The 2007-2008 Mayer Fund team saw the slowdown in the
economy coming, including the problems with housing, but
they hadn’t counted on the problems in the finance industry.
The performance of those holdings were disappointing, but
over the course of the year the students diversified the
Fund’s holdings in the finance sector. Some of their energy
holdings did surprisingly well. The team otherwise went
neutral in every sector but healthcare, which they overweighted. It was a winning strategy overall: the Mayer
Fund returned $64,000 to the dean’s operating fund this
year, the second-highest return ever for the fund.
Mayer Fund alumnus Sarah Kroncke, MBA’00, a lecturer in
the finance department, serves as the Mayer Fund faculty
advisor. Prior to joining Smith, she worked for Wachovia
Securities as a vice president in their technology
investment banking practice, focusing on public equity,
convertible securities, M&A, and private equity
transactions. Kroncke oversees the Mayer Fund and advises
the students on both their investments and their careers.

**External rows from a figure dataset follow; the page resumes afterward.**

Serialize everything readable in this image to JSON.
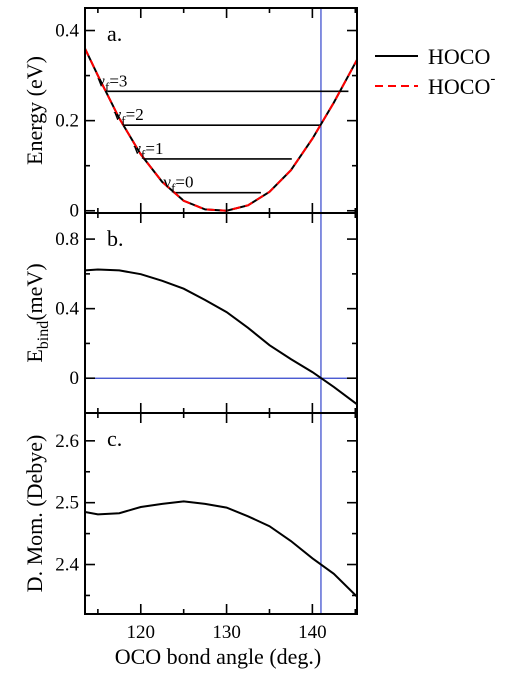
{
  "legend": {
    "entries": [
      {
        "label": "HOCO",
        "sup": "",
        "color": "#000000",
        "dash": "solid"
      },
      {
        "label": "HOCO",
        "sup": "-",
        "color": "#ff0000",
        "dash": "dashed"
      }
    ]
  },
  "x_axis": {
    "label": "OCO bond angle (deg.)",
    "xlim": [
      113.5,
      145.2
    ],
    "ticks": [
      120,
      130,
      140
    ],
    "tick_labels": [
      "120",
      "130",
      "140"
    ],
    "minor_ticks": [
      115,
      125,
      135,
      145
    ]
  },
  "chart_data": [
    {
      "type": "line",
      "panel_tag": "a.",
      "ylabel": "Energy (eV)",
      "ylim": [
        -0.005,
        0.45
      ],
      "yticks": [
        0,
        0.2,
        0.4
      ],
      "ytick_labels": [
        "0",
        "0.2",
        "0.4"
      ],
      "series": [
        {
          "name": "HOCO",
          "color": "#000000",
          "dash": "solid",
          "x": [
            113.5,
            115,
            117.5,
            120,
            122.5,
            125,
            127.5,
            130,
            132.5,
            135,
            137.5,
            140,
            142.5,
            145.2
          ],
          "y": [
            0.36,
            0.3,
            0.205,
            0.125,
            0.064,
            0.022,
            0.003,
            0.0,
            0.012,
            0.042,
            0.09,
            0.16,
            0.24,
            0.335
          ]
        },
        {
          "name": "HOCO-",
          "color": "#ff0000",
          "dash": "dashed",
          "x": [
            113.5,
            115,
            117.5,
            120,
            122.5,
            125,
            127.5,
            130,
            132.5,
            135,
            137.5,
            140,
            142.5,
            145.2
          ],
          "y": [
            0.36,
            0.3,
            0.205,
            0.125,
            0.064,
            0.022,
            0.003,
            0.0,
            0.012,
            0.042,
            0.09,
            0.16,
            0.24,
            0.335
          ]
        }
      ],
      "levels": [
        {
          "label": "ν",
          "sub": "f",
          "suffix": "=0",
          "energy": 0.04,
          "x_range": [
            123.8,
            134.0
          ]
        },
        {
          "label": "ν",
          "sub": "f",
          "suffix": "=1",
          "energy": 0.115,
          "x_range": [
            120.3,
            137.6
          ]
        },
        {
          "label": "ν",
          "sub": "f",
          "suffix": "=2",
          "energy": 0.19,
          "x_range": [
            118.0,
            140.9
          ]
        },
        {
          "label": "ν",
          "sub": "f",
          "suffix": "=3",
          "energy": 0.265,
          "x_range": [
            116.1,
            144.2
          ]
        }
      ],
      "vline_x": 141.0
    },
    {
      "type": "line",
      "panel_tag": "b.",
      "ylabel": "E",
      "ylabel_sub": "bind",
      "ylabel_suffix": "(meV)",
      "ylim": [
        -0.2,
        0.95
      ],
      "yticks": [
        0,
        0.4,
        0.8
      ],
      "ytick_labels": [
        "0",
        "0.4",
        "0.8"
      ],
      "series": [
        {
          "name": "HOCO",
          "color": "#000000",
          "dash": "solid",
          "x": [
            113.5,
            115,
            117.5,
            120,
            122.5,
            125,
            127.5,
            130,
            132.5,
            135,
            137.5,
            140,
            142.5,
            145.2
          ],
          "y": [
            0.62,
            0.625,
            0.62,
            0.598,
            0.56,
            0.515,
            0.45,
            0.38,
            0.29,
            0.19,
            0.11,
            0.035,
            -0.05,
            -0.15
          ]
        }
      ],
      "hline_y": 0,
      "vline_x": 141.0
    },
    {
      "type": "line",
      "panel_tag": "c.",
      "ylabel": "D. Mom. (Debye)",
      "ylim": [
        2.32,
        2.645
      ],
      "yticks": [
        2.4,
        2.5,
        2.6
      ],
      "ytick_labels": [
        "2.4",
        "2.5",
        "2.6"
      ],
      "series": [
        {
          "name": "HOCO",
          "color": "#000000",
          "dash": "solid",
          "x": [
            113.5,
            115,
            117.5,
            120,
            122.5,
            125,
            127.5,
            130,
            132.5,
            135,
            137.5,
            140,
            142.5,
            145.2
          ],
          "y": [
            2.485,
            2.481,
            2.483,
            2.493,
            2.498,
            2.502,
            2.498,
            2.492,
            2.478,
            2.462,
            2.438,
            2.41,
            2.385,
            2.348
          ]
        }
      ],
      "vline_x": 141.0
    }
  ],
  "colors": {
    "axes": "#000000",
    "vline": "#3344cc",
    "hline": "#3344cc"
  }
}
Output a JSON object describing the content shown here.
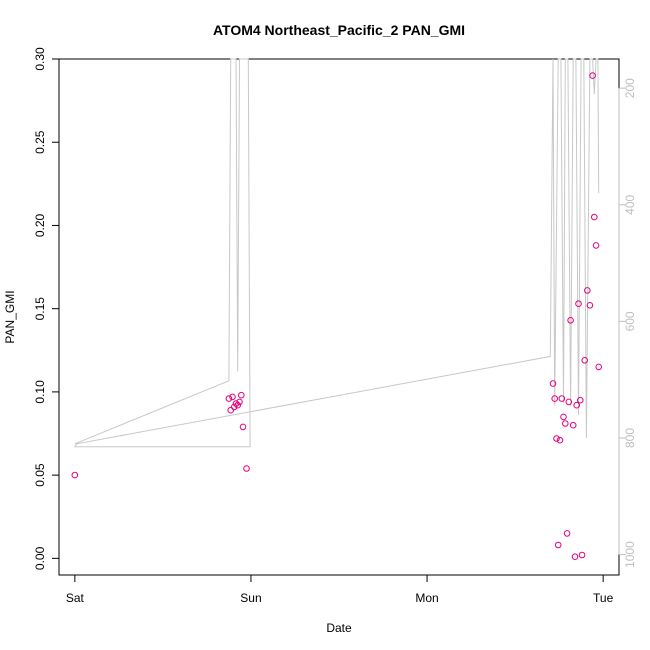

The core of what they learn is financial skills, but
Kroncke believes there is more as well. “Once you get past
the financials, there’s the ability to convince the team and
package your idea in a way that is compelling enough that
everyone will agree. And then there is the selling aspect
and the teamwork aspect and pride of ownership that goes
with doing the work.”
The friendships developed in the fund are also important.
Mayer Fund alumni stay in touch with the Smith School and
each other, a strong network that helps current students in
their future careers.
“The friendships we’ve developed are so strong,” Song
says. “You meet a lot of people in the MBA program, but the
friendships I’ve made through the Mayer Fund will last
throughout my life and business career, I think.”